The implications of voters’ decision on the November ballot question could be significant: Both sides of the issue see Massachusetts as a test for whether similar measures could succeed outside the Pacific Northwest, where Oregon and Washington are the only states where voters have approved similar referendums.
For religious people, the issue raises theological questions surrounding the holiness of life, the nature of human dignity, and the process of dying.
“Ultimately, the moment of death is not for us to decide,” said Rabbi Andrew Vogel of Temple Sinai in Brookline, who signed the rabbis’ letter. “That’s the gift of the spiritual tradition to say it’s ultimately God’s choice.”
But many clergy also draw on their experiences over years spent at the bedsides of dying people and their families.
In seminary, the Rev. Tim Kutzmark, a Unitarian-Universalist minister in Reading, wrote an impassioned paper against allowing the terminally ill to hasten death by prescription. He argued that God never gives people more suffering than they can handle. Then he got ordained and watched death up close.
“I’ve really changed,” he said. “I believe that death is a highly personal experience, and it can be excruciating and drawn out for the individual who is ill and for their families. Sometimes what is best and right for the individual is to claim that moment of death for themselves, knowing they are freeing themselves from . . . needless pain and suffering.”
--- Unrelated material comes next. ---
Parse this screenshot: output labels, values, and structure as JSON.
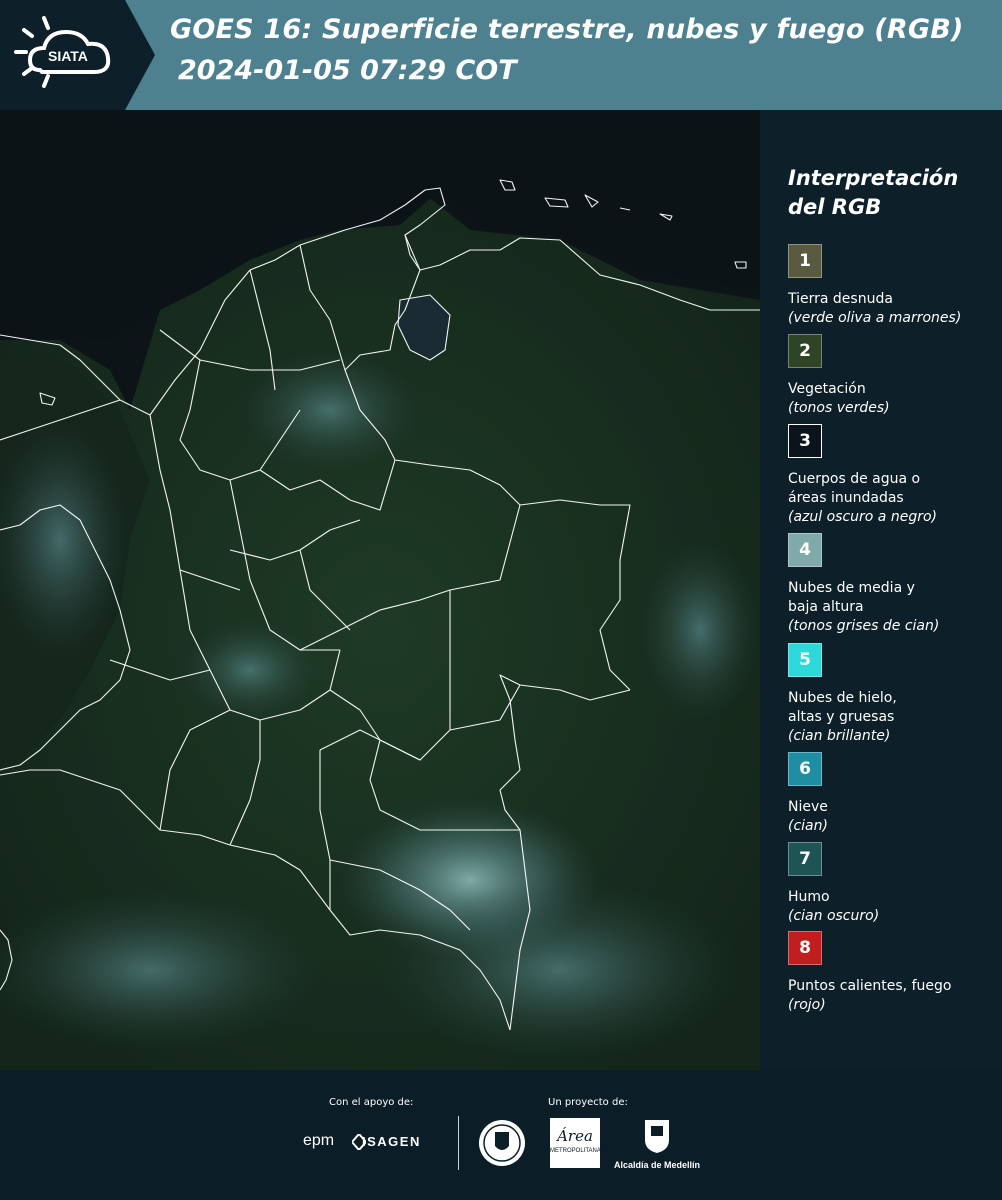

Joseph T. Baerlein, president of Rasky Baerlein Strategic Communications, is handling strategy for the Committee Against Physician Assisted Suicide. Baerlein, who claims an undefeated record in running ballot campaigns, helped liquor wholesalers win a come-from-behind ballot question victory in 2006, when grocers wanted to be able to sell beer and wine. He did it by enlisting the support of law enforcement officials, who saw the issue as one of public safety.
He said the committee will focus on harnessing the opposition to Question 2 from the state’s medical community, whose professional associations are largely aligned against the measure. Opponents, he said, will emphasize what they see as flaws in the way the bill is written. For example, patients are not required to consult with a mental health practitioner to make sure they are not suffering from depression.
“With no disrespect to any religion, in the world we live in, we say, ‘How do you get to 51 percent?’ ” he said. “The fact is, this state is more secular than religious.”